Principal Investigator: Professor Eske Willerslev
Institution: University of Cambridge
University of Bristol – Dr Daniel Lawson
University of Copenhagen, Denmark – Professor Fernando RacimoTags: 58935, adna, disease, evolution, healthcare, paleogenomics, polygenic risk
It has long been a mystery as to why modern human populations harbour damaging genetic variants in our gene pool, and why natural selection has not weeded such mutations out over time. A key component to understanding why these persist and where they come from is to answer the question of which ancient human populations they derive from. This is the question that our research aims to answer.
We will assign each variant in each individual in the UK Biobank to a best guess of its ancestral population – i.e. where that variant has come from if we follow its route back in time. Once we have done this, we will be able to work out if people with, for example, more hunter-gatherer-derived variants are more likely to develop a specific disease, for example type 2 diabetes. Furthermore, we can ask questions such as whether a specific mutation has a greater effect on an individual if it is derived from a specific population, or if mutations that confer an advantage come from specific populations.
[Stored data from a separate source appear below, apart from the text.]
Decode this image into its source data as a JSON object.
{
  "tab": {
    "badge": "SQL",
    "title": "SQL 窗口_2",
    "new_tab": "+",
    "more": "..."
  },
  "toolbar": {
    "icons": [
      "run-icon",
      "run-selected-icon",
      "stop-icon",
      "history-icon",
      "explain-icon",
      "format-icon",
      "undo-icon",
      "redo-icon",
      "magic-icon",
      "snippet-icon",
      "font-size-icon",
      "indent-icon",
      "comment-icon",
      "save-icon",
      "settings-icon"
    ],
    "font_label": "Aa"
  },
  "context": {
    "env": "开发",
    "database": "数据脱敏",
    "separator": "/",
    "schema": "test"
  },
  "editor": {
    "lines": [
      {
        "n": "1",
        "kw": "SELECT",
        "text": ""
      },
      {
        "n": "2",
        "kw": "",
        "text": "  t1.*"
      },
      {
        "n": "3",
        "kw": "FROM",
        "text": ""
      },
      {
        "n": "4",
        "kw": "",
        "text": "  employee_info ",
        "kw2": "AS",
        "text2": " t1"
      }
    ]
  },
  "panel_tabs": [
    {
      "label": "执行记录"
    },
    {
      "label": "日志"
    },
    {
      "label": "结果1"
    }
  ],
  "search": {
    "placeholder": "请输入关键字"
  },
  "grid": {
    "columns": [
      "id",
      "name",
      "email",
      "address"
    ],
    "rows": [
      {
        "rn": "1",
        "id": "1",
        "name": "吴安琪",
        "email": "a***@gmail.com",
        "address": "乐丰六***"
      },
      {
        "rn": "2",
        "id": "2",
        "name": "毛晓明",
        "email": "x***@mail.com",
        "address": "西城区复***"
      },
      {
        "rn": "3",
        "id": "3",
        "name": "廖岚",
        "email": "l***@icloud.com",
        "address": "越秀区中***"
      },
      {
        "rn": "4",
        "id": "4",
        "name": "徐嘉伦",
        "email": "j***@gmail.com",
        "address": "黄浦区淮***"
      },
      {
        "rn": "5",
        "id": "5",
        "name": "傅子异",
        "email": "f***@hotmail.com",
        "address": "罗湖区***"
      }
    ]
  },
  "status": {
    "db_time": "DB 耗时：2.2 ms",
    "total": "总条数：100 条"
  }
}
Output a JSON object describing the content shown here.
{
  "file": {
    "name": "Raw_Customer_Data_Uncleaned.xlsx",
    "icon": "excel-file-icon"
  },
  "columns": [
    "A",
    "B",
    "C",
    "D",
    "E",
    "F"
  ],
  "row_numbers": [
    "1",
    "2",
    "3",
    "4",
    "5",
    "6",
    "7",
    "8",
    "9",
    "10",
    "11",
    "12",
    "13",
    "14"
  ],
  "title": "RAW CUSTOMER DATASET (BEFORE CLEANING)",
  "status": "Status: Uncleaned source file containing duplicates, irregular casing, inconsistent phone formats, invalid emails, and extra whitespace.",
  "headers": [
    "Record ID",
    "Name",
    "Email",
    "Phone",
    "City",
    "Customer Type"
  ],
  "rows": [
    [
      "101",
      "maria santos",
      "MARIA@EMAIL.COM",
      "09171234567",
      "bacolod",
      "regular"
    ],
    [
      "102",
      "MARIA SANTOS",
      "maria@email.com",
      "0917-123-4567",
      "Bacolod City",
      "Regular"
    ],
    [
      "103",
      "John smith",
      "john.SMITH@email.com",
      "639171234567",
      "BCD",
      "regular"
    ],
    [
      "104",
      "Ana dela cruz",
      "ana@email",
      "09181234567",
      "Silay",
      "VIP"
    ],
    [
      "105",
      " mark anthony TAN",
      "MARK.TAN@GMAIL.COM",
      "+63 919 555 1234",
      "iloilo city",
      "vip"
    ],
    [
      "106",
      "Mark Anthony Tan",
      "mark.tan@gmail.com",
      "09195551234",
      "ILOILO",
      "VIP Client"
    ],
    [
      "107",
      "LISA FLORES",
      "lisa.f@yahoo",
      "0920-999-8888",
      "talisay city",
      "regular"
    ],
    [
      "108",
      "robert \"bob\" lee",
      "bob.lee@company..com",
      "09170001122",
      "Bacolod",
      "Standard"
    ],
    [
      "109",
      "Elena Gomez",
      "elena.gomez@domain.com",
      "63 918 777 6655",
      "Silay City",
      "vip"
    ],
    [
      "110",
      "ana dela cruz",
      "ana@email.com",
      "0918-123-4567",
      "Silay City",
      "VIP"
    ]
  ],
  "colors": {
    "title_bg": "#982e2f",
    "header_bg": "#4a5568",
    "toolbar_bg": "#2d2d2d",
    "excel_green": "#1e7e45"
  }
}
The scope of the project will begin with looking at ancient human populations in Europe over the last 10,000 years, with the possibility of including older populations later on. It is expected to take up to three years in duration, as it is in conjunction with the sequencing of hundreds of skeletons from across Europe and Asia in the same time period.
This research is valuable both as fundamental scientific research and for more practical applications. In terms of the former, as a proof-of-concept project we aim to establish that these methods work and can be applied more widely temporally and spatially: going further back in time, for example tracing mutations from the earliest human populations in Europe 45,000 years ago, and more widely geographically in other parts of the world. In recent years there has been an explosion of sequencing of ancient human genomes, and this type of methodology is crucial in linking such research to modern human health outcomes.
Understanding these questions will reduce the stigma associated with many of these diseases, in particular psychiatric disorders, as we recognise that they were valuable at some point in human evolution. It will also inform population-level and individual risk assessment, diagnosis, and treatment of genetic disorders, as we understand what the sequence of an individual’s genome means to their health risks and personalised treatment.